Per motivi differenti vi siete sentiti legati alla storia di Ponzi che vi ha coinvolto fino alla stesura del romanzo. Da un lato lo stesso giorno e luogo di nascita col protagonista per Mazzotti, un segno del destino quasi, dall’altra la passione per questo tipo di storie per Bernardelli.
F. M. – A Lugo di Romagna peraltro non sapevano che Carlo Ponzi fosse originario di lì. Molti non sanno nemmeno chi fosse. Però c’è da dire che la sua permanenza non fu lunga perché la sua famiglia era di Parma e vi si trasferì nei suoi primi anni di vita. Curioso è che nella zona scoppiò un simile scandalo finanziario nel 1958, il caso Giuffrè, Schema Ponzi che coinvolgeva enti ecclesiastici nella ricostruzione di immobili come conventi e chiese danneggiati dalla guerra.
P. B. – Io penso che il tema della truffa sia molto affascinante perché i personaggi innescano battaglie psicologiche con i truffati.
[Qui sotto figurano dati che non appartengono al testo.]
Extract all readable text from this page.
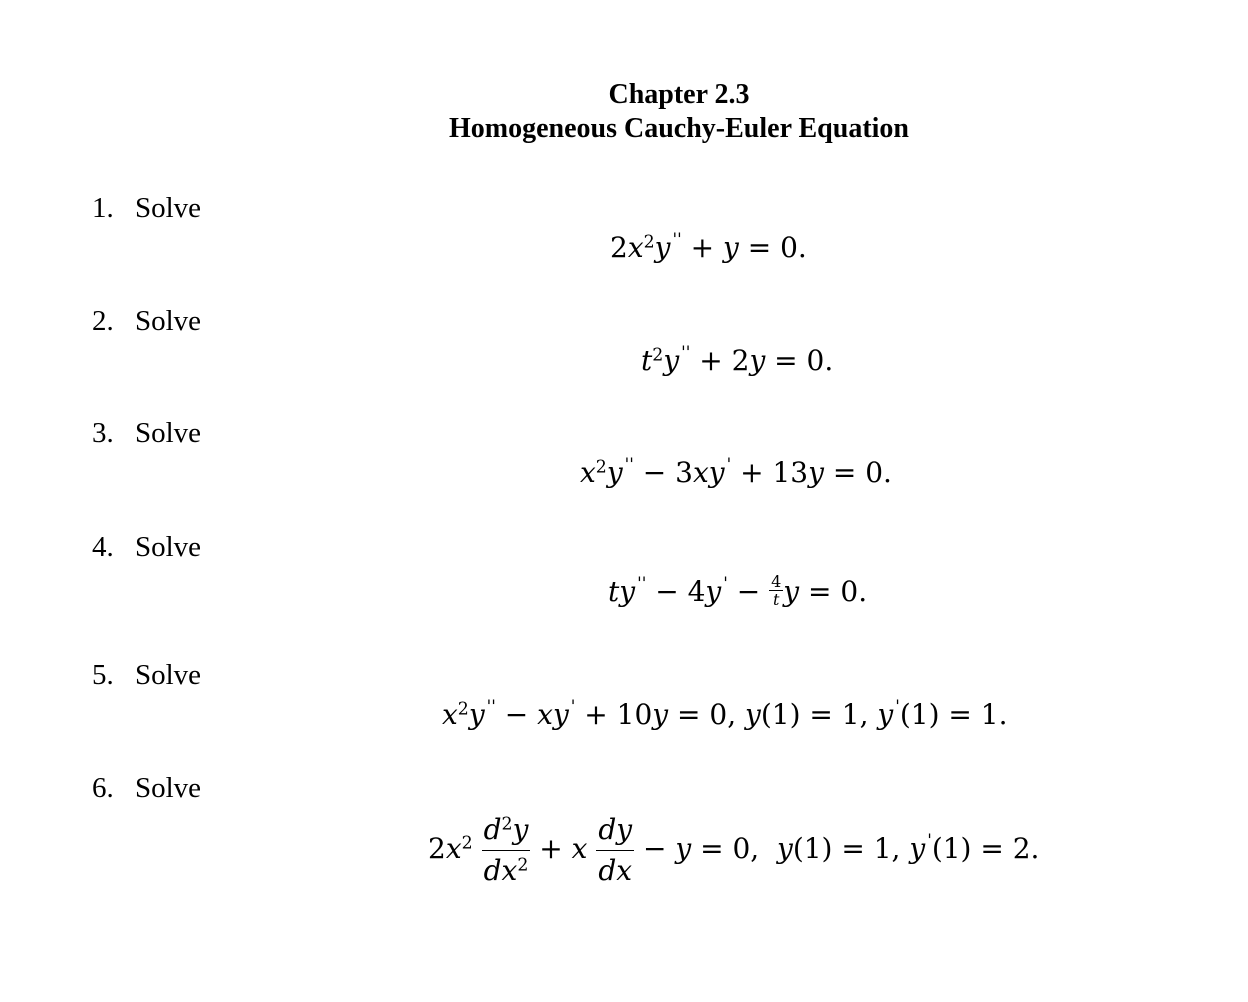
Chapter 2.3
Homogeneous Cauchy-Euler Equation
1. Solve
$2x^2y$ '' + y = 0.
2. Solve
$t^2y$ '' + 2y = 0.
3. Solve
$x^2y$ '' − 3xy ' + 13y = 0.
4. Solve
ty '' − 4y $' - \frac{4}{t}$ y = 0.
5. Solve
$x^2y$ '' − xy ' + 10y = 0, y(1) = 1, y '(1) = 1.
6. Solve
$2x^2 \frac{d^2y}{dx^2} + x \frac{dy}{dx} - y = 0$,  y(1) = 1, y '(1) = 2.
Questo tipi di raggiri raccontano molto bene le sfaccettature dell’animo umano. Dietro ad essi c’è un sistema di desideri, bisogni e sogni e le truffe si basano proprio su che cosa desidera l’altro. Come strumento narrativo, sono molto interessanti per sondare l’animo umano, che è il cuore di quello che vado a scrivere: mi interessa di più tentare di indagare l’animo umano, non cercare una verità né una tesi, ma avere delle domande. E Carlo Ponzi ce ne ha scatenate tante. Quando sembrava di avere una tesi, avevamo anche una contro-tesi e sei sempre in bilico se stare da una parte o dall’altra. La storia ci consegna Ponzi come un personaggio negativo perché ha truffato tante persone. Ma questo non è il punto. La grande domanda che ci siamo posti è perché non se ne è andato? Lui alla fine si è auto-truffato secondo noi. Ha creato una truffa dove era protagonista e l’immagine che dava di sé gli piaceva così tanto che per lui non doveva essere più una menzogna. È pur vero che una risposta non c’è, però abbiamo provato a indagarla.
F. M. – Secondo me pensava di poter rimettere in ordine tutto, perché ha anche elaborato dei piani B. Ci credeva che le cose si sarebbero potute sistemare. Ma quello che volevamo dire col romanzo è che questa è una storia attuale perché ritroviamo i demoni di oggi: si parla di immigrazione, fake news, ricchezza, banche, finanza, tutti fantasmi anche della nostra epoca. Narra anche di quando gli immigrati eravamo noi. Gli italiani hanno fatto grandi cose in America, ma è pur vero che ci sono anche storie di grandi fallimenti.